Miners fell back in tandem with lower copper
prices as concerns over demand from top metals consumer
China returned after some more positive recent data.
China's Commerce Ministry said on Friday September trade
numbers, which showed a surge in exports at twice the rate
expected and a return to import growth, are not yet enough to
confirm that a recovery is in place for the external sector.
At 0804 GMT, the FTSE 100 index was down 6.17 points, or 0.1
percent at 5,910.88, having added 0.1 percent on Thursday to hit
a seven-month closing high, with the index ahead over 2.1
percent in the four-sessions up to Friday.
"Recent strength has led many in the market to assume that a
run up to, and through, 6,000 in now simply a formality in the
near term, but the fact that it has entered a zone where so much
resistance has been encountered over the last twelve months
means that such a burst to the upside might not be quite so
straightforward," Charles Stanley technical analyst Bill
McNamara said.
"Uptrend support is now at 5,790 or so and it is not
inconceivable that it could come back into play before too
long."
Temporary power provider Aggreko and packaging firm
Bunzl were the two top individual blue chip fallers,
down 6.8 percent and 3.4 percent respectively, after the two
posted mixed trading updates.
Volumes for both were strong, with Aggreko at 273 percent of
its 90-day daily average, and Bunzl at 109 percent.

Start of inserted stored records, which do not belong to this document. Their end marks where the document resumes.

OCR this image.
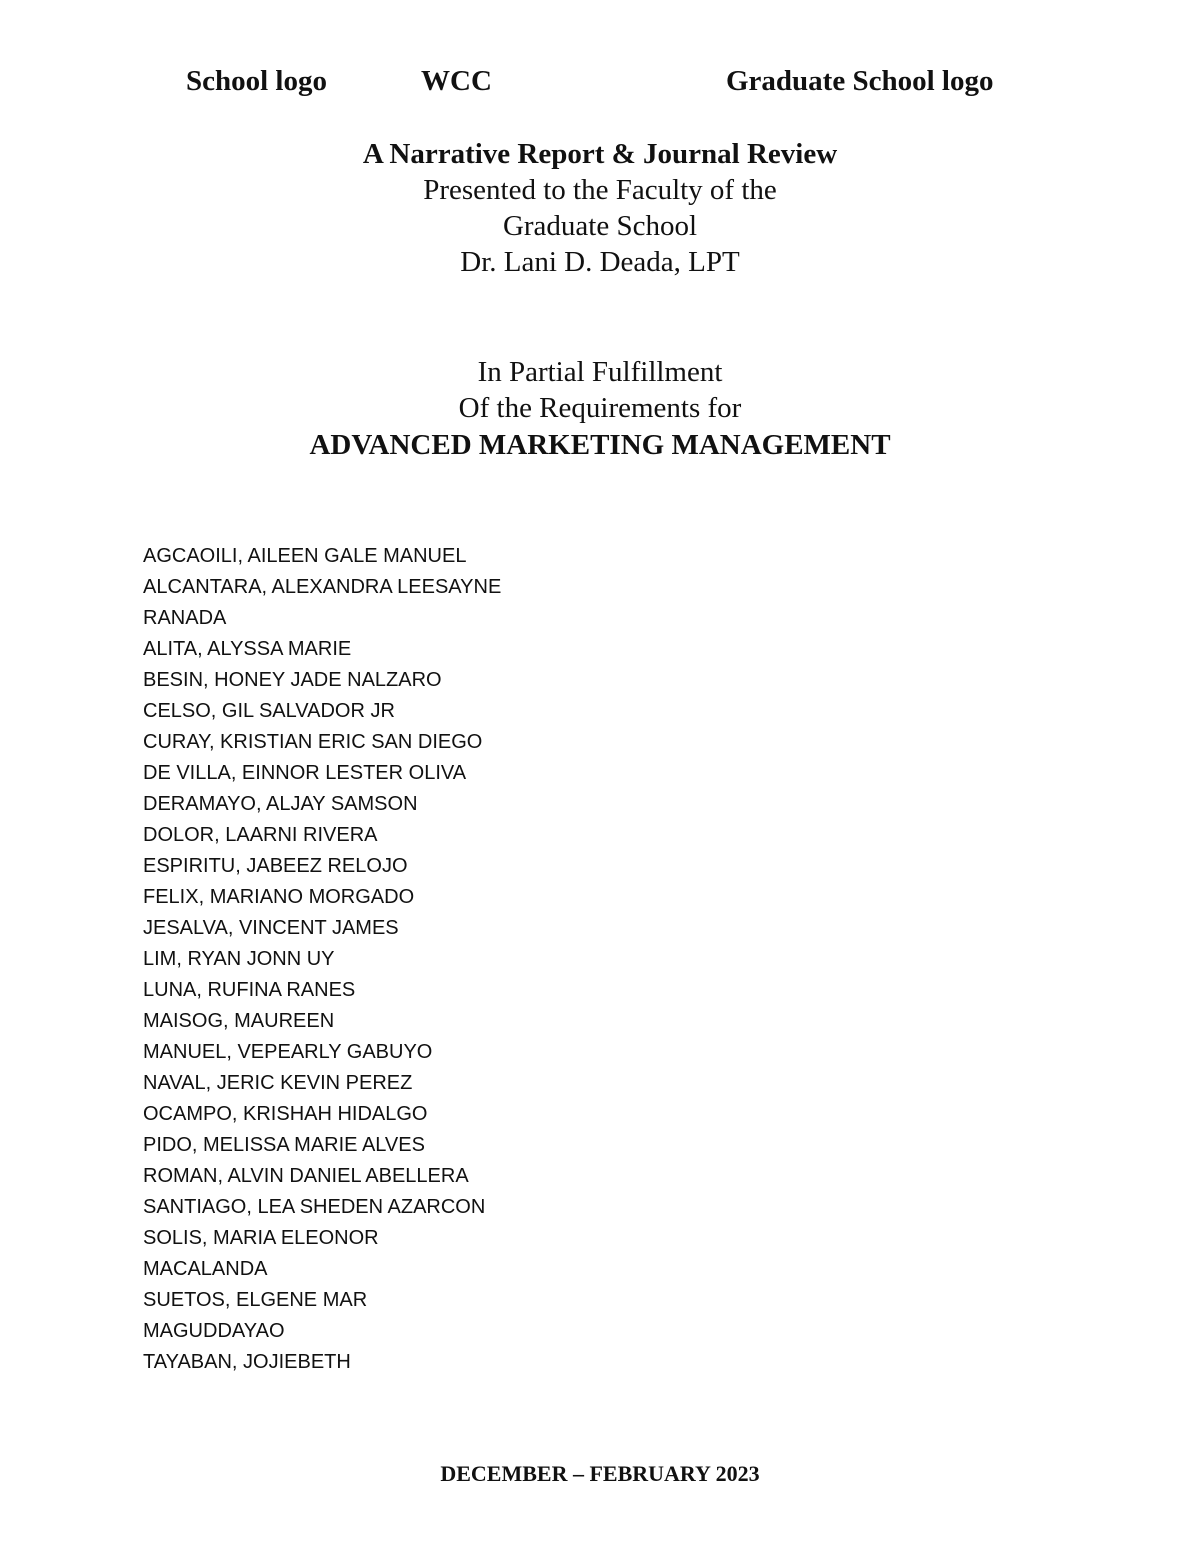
School logo	WCC	Graduate School logo
A Narrative Report & Journal Review
Presented to the Faculty of the
Graduate School
Dr. Lani D. Deada, LPT
In Partial Fulfillment
Of the Requirements for
ADVANCED MARKETING MANAGEMENT
AGCAOILI, AILEEN GALE MANUEL
ALCANTARA, ALEXANDRA LEESAYNE
RANADA
ALITA, ALYSSA MARIE
BESIN, HONEY JADE NALZARO
CELSO, GIL SALVADOR JR
CURAY, KRISTIAN ERIC SAN DIEGO
DE VILLA, EINNOR LESTER OLIVA
DERAMAYO, ALJAY SAMSON
DOLOR, LAARNI RIVERA
ESPIRITU, JABEEZ RELOJO
FELIX, MARIANO MORGADO
JESALVA, VINCENT JAMES
LIM, RYAN JONN UY
LUNA, RUFINA RANES
MAISOG, MAUREEN
MANUEL, VEPEARLY GABUYO
NAVAL, JERIC KEVIN PEREZ
OCAMPO, KRISHAH HIDALGO
PIDO, MELISSA MARIE ALVES
ROMAN, ALVIN DANIEL ABELLERA
SANTIAGO, LEA SHEDEN AZARCON
SOLIS, MARIA ELEONOR
MACALANDA
SUETOS, ELGENE MAR
MAGUDDAYAO
TAYABAN, JOJIEBETH
DECEMBER – FEBRUARY 2023
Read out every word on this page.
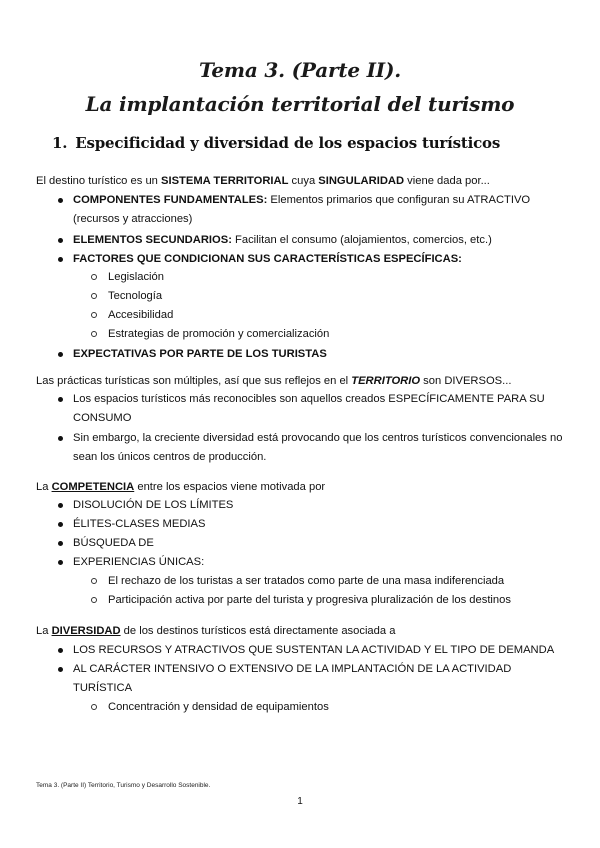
Tema 3. (Parte II).
La implantación territorial del turismo
1. Especificidad y diversidad de los espacios turísticos
El destino turístico es un SISTEMA TERRITORIAL cuya SINGULARIDAD viene dada por...
COMPONENTES FUNDAMENTALES: Elementos primarios que configuran su ATRACTIVO
(recursos y atracciones)
ELEMENTOS SECUNDARIOS: Facilitan el consumo (alojamientos, comercios, etc.)
FACTORES QUE CONDICIONAN SUS CARACTERÍSTICAS ESPECÍFICAS:
Legislación
Tecnología
Accesibilidad
Estrategias de promoción y comercialización
EXPECTATIVAS POR PARTE DE LOS TURISTAS
Las prácticas turísticas son múltiples, así que sus reflejos en el TERRITORIO son DIVERSOS...
Los espacios turísticos más reconocibles son aquellos creados ESPECÍFICAMENTE PARA SU
CONSUMO
Sin embargo, la creciente diversidad está provocando que los centros turísticos convencionales no
sean los únicos centros de producción.
La COMPETENCIA entre los espacios viene motivada por
DISOLUCIÓN DE LOS LÍMITES
ÉLITES-CLASES MEDIAS
BÚSQUEDA DE
EXPERIENCIAS ÚNICAS:
El rechazo de los turistas a ser tratados como parte de una masa indiferenciada
Participación activa por parte del turista y progresiva pluralización de los destinos
La DIVERSIDAD de los destinos turísticos está directamente asociada a
LOS RECURSOS Y ATRACTIVOS QUE SUSTENTAN LA ACTIVIDAD Y EL TIPO DE DEMANDA
AL CARÁCTER INTENSIVO O EXTENSIVO DE LA IMPLANTACIÓN DE LA ACTIVIDAD
TURÍSTICA
Concentración y densidad de equipamientos
Tema 3. (Parte II) Territorio, Turismo y Desarrollo Sostenible.
1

Overall trading volume for the FTSE 100 index was 11 percent
of the 90-day daily average.
As investors shunned stocks perceived as riskier, defensives
- those shares seen as less exposed to the vagaries of the
economic cycle - were back in favour, with drugmakers, drinks,
and food producers all advancing.
"Long term we are bullish on the outlook for equities and
see the next correction as an opportune time to add to longs ...
Saying that, however, we remain buyers of defensive names and
are decreasing risk on low volume rallies and anticipate a
cheaper entry point," said Atif Latif, director of trading at
Guardian Stockbrokers.
Strategists at Shore Capital also favour defensive stocks to
cyclicals.
"We remain defensively orientated in sector positioning
supported we believe by valuations as well as the economic
cycle," Shore Cap equity strategist, Gerard Lane said in a note.